While running a simple screen for Cheap Growth stocks, I had something unusual happen. There was not a single stock that met the criteria. That's right, zero, zilch, nada. The screen only had three criteria; a PEG ratio of .75 or lower, a debt to equity ratio of .8 or lower, and an expected growth rate of 25% for the next 5 years. Only two possible conclusions can be drawn from this. Conclusion A, growth stocks are way over valued at this time. Conlusion B, analyst estimates for earnings growth are still very bearish, too bearish in fact.
My past experience with this screen leads to me too conclusion B. I started using this screen six months prior to the beginning of the bear market. At that time, there was no shortage of cheap growers. In fact I had to add a market cap component to reduce the number of possible candidates.
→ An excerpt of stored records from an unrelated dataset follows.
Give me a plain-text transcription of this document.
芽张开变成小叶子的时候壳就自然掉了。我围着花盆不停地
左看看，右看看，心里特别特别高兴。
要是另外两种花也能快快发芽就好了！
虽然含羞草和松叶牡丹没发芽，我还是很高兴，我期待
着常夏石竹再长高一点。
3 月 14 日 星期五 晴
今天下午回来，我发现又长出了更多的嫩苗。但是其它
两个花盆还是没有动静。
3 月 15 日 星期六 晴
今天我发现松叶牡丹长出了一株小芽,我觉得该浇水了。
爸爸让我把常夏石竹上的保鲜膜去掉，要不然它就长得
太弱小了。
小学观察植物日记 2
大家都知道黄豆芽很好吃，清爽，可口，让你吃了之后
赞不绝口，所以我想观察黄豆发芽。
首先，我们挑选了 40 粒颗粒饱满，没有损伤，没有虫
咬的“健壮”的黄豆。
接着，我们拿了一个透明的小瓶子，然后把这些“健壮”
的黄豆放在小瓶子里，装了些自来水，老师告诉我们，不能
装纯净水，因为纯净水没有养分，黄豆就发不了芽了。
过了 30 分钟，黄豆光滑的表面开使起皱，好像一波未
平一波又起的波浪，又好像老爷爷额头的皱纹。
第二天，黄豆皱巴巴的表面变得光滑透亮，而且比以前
Since the screen depends heavily on analyst earnings estimates and considering the events that occurred half a year later, I would conclude that analysts were too bullish at that time.
I realize that this may seem counterintuitive on the surface. If you look at it keeping two famous axioms in mind, it becomes much clearer. Sell when everyone is bullish and buy when everyone is bearish. I'm certainly not suggesting this is a full proof indicator nor a tool to time the market. But when used in conjunction with other factors it could prove to be useful.
My view at this time is that the current bull market has some legs left. I came to this conclusion not only using the screen, but also looking at economic indicators. The economy is growing according to GDP estimates for the past several quarters.